Enter “Pay It Forward” — an idea to help everyone using the power of exponential growth. It begins with a single person who helps three people. The help performed is subjective, depending on what the helper can offer and the receivers need, but it must be something significant — like the kind of help you’d only do for a close friend or relative.
The only rule is that in exchange for receiving help, each of the three receivers must become helpers themselves. The most important detail is that the help cannot be paid back, it must be paid forward. In other words, each new helper must find three new people to help. The resulting movement becomes large very quickly:
One person helps 3 people.
Those 3 people help 9 others,
and those 9 people help 27 others,
and those 27 people help 81 others,
and those 81 people help 243 others,
and those 243 people help 729 others,
and those 729 people help 2187 others,
and those 2187 people help 6561 others,
and those 6561 people help 19683 others…
…and it continues growing like this until everyone starts being helped more than once:
In the above diagram, everyone was affected by only the fourth level of “Pay It Forward.” Though I didn’t actually draw 81 purple arrows, I’m sure you understand the significance: When people pay it forward, nobody gets left out. Consequently, we’d end up living in an world where everyone was anxious to help others.

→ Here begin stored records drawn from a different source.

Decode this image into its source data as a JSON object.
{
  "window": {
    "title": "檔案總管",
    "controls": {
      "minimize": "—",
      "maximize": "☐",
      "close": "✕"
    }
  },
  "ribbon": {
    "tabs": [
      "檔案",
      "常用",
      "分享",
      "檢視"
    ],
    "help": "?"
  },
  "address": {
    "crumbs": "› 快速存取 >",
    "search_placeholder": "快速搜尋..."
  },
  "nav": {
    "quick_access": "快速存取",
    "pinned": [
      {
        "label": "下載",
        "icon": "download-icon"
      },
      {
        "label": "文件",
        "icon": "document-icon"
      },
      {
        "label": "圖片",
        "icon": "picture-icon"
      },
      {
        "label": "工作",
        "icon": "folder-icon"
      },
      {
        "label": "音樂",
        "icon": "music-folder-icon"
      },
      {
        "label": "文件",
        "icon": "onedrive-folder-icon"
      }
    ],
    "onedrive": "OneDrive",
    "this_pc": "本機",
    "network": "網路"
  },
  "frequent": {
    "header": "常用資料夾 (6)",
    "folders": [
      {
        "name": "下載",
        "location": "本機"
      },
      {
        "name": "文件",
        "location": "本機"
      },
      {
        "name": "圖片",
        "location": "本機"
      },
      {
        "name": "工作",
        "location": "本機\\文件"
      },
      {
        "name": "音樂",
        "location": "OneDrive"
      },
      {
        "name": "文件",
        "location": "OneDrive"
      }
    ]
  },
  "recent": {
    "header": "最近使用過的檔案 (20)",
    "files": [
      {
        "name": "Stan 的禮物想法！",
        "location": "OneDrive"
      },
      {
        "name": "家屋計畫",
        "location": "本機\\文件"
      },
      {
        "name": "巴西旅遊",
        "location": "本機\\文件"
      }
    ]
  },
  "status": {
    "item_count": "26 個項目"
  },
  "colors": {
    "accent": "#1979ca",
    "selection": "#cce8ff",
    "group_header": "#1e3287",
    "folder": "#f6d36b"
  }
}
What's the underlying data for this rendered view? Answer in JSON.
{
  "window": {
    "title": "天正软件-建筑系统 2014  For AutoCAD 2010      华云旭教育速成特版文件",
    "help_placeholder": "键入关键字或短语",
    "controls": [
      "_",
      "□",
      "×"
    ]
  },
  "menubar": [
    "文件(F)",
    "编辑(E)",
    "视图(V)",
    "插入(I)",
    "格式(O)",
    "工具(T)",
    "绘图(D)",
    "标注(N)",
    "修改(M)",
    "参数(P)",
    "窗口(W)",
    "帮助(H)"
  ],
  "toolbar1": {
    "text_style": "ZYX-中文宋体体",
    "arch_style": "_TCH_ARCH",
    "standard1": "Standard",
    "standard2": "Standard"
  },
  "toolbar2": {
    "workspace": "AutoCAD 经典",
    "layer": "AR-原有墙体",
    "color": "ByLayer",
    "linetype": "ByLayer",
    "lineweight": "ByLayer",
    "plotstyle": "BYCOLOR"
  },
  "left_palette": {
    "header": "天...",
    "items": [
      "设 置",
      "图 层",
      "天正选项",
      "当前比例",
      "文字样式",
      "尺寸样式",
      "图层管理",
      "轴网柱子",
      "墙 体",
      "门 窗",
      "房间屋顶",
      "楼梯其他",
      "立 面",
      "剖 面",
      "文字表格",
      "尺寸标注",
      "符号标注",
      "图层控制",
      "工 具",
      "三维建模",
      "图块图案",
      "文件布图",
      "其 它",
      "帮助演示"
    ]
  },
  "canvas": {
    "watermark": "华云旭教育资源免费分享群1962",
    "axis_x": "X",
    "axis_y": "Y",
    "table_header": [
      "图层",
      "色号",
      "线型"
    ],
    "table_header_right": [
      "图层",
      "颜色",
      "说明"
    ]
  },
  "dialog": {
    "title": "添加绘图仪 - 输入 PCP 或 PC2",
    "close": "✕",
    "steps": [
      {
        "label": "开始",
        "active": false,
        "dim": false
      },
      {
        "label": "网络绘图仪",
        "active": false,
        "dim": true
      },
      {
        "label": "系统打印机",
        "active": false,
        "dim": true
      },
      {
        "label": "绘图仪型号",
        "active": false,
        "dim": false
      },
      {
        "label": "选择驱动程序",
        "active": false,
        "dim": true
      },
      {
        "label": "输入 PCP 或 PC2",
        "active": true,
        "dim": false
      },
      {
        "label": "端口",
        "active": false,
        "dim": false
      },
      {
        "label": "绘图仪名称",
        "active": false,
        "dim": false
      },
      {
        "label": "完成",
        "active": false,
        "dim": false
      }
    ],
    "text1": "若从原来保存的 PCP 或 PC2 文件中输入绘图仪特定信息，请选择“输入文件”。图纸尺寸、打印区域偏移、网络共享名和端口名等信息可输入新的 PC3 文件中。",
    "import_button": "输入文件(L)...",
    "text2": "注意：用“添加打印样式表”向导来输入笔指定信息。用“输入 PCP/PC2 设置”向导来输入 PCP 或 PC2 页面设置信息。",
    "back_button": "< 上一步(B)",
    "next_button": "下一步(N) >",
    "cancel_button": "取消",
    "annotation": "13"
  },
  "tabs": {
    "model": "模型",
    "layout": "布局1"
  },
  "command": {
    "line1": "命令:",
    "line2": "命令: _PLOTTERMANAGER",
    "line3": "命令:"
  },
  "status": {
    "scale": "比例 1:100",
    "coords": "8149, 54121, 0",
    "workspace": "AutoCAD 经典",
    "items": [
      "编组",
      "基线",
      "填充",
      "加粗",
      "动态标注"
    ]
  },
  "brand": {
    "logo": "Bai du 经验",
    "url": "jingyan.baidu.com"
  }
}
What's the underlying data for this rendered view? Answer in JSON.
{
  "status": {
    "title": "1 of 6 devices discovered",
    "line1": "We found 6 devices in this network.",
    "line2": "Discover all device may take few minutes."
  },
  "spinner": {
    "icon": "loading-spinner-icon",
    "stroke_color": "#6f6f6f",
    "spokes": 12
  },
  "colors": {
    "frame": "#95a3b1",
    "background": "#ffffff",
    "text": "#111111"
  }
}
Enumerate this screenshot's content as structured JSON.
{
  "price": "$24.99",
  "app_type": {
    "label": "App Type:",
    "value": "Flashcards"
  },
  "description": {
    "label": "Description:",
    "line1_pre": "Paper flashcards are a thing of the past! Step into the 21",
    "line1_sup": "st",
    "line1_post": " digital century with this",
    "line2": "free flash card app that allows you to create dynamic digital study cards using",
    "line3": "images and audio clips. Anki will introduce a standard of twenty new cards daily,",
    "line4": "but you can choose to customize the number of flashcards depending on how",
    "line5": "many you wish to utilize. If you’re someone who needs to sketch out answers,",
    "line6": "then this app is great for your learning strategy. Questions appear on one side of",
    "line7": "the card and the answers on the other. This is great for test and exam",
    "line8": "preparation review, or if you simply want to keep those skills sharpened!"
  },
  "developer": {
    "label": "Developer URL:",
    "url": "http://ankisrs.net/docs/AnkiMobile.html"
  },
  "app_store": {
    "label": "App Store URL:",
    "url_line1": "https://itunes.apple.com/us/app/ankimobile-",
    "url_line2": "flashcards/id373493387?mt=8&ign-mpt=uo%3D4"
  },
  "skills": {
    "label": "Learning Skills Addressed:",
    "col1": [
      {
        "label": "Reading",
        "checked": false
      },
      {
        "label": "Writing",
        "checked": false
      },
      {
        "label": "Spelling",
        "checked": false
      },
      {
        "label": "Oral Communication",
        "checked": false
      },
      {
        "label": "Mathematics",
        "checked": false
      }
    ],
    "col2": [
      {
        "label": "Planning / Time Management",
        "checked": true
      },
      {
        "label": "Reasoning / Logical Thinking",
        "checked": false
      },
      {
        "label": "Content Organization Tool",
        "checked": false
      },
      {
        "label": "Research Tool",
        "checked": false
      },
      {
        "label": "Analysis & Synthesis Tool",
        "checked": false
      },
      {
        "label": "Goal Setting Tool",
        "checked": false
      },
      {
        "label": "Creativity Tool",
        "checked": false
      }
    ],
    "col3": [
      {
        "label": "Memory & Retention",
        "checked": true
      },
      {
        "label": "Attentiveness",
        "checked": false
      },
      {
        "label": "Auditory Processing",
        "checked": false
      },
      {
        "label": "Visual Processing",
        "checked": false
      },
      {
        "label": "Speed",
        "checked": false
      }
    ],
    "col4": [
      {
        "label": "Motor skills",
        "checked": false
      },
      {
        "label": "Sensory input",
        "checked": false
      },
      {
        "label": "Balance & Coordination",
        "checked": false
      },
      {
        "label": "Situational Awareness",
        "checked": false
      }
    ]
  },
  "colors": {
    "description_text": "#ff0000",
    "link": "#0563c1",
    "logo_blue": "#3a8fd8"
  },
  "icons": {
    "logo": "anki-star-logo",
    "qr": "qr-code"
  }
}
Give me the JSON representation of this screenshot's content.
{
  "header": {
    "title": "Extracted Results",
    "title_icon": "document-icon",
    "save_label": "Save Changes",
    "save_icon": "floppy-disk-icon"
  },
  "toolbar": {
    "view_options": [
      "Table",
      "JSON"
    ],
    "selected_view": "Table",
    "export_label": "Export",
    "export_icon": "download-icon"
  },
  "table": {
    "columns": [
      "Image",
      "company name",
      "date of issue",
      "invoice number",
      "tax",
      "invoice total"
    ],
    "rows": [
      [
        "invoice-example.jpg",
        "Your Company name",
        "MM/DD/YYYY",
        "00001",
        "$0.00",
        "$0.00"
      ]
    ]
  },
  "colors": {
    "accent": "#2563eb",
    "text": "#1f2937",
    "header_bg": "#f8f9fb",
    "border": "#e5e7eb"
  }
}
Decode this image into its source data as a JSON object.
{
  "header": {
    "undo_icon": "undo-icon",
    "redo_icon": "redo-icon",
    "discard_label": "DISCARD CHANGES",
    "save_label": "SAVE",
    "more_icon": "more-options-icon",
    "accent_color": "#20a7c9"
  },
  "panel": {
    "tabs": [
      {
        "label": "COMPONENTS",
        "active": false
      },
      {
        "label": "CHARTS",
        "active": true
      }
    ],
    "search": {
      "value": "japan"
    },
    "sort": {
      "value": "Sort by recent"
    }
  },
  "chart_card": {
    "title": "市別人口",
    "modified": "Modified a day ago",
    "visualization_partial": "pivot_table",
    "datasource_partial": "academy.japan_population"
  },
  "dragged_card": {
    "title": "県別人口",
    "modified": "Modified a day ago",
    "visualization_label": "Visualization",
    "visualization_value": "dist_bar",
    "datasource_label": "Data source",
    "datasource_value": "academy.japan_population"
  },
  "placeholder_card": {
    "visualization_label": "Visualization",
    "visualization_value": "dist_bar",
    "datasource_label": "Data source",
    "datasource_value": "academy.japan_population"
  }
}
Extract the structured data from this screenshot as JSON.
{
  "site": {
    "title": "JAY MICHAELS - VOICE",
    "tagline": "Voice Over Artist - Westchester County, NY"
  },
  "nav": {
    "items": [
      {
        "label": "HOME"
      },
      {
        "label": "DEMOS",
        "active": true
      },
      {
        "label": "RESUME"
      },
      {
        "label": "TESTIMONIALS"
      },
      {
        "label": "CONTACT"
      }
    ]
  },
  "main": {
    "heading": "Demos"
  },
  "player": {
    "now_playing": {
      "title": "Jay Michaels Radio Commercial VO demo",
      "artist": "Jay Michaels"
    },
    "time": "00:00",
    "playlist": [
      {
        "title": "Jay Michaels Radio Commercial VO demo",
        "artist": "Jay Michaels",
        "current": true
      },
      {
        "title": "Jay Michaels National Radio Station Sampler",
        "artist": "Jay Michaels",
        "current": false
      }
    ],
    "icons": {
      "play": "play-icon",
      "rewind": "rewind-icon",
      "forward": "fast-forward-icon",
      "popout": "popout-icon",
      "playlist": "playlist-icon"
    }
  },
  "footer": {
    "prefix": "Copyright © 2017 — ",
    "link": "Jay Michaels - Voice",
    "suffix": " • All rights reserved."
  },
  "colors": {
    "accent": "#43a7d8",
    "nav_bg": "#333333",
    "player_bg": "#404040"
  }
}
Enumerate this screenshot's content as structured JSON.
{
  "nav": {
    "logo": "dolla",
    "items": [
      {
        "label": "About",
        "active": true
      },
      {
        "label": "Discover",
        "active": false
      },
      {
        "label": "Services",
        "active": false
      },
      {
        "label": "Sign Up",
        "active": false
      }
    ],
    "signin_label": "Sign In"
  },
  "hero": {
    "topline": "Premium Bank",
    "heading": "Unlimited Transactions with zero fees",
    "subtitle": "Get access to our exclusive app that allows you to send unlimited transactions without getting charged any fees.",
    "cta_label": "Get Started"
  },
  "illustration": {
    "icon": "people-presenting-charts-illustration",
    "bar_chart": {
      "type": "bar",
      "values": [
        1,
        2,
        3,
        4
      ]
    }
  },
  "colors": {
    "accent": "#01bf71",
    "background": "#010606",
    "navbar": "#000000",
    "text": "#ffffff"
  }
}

I’m certain there will be naysayers who label the concept too idealistic for reality. Admittedly, the notion of “Pay It Forward” is easy in theory and difficult in practice — but I’d like to think that as difficult as it may seem, changing the world is possible.
So if you want to help change the world, don’t immediately dismiss the idea. “Pay It Forward” relies on cooperation, so I intend to do my part — and I will. I hope that you will too.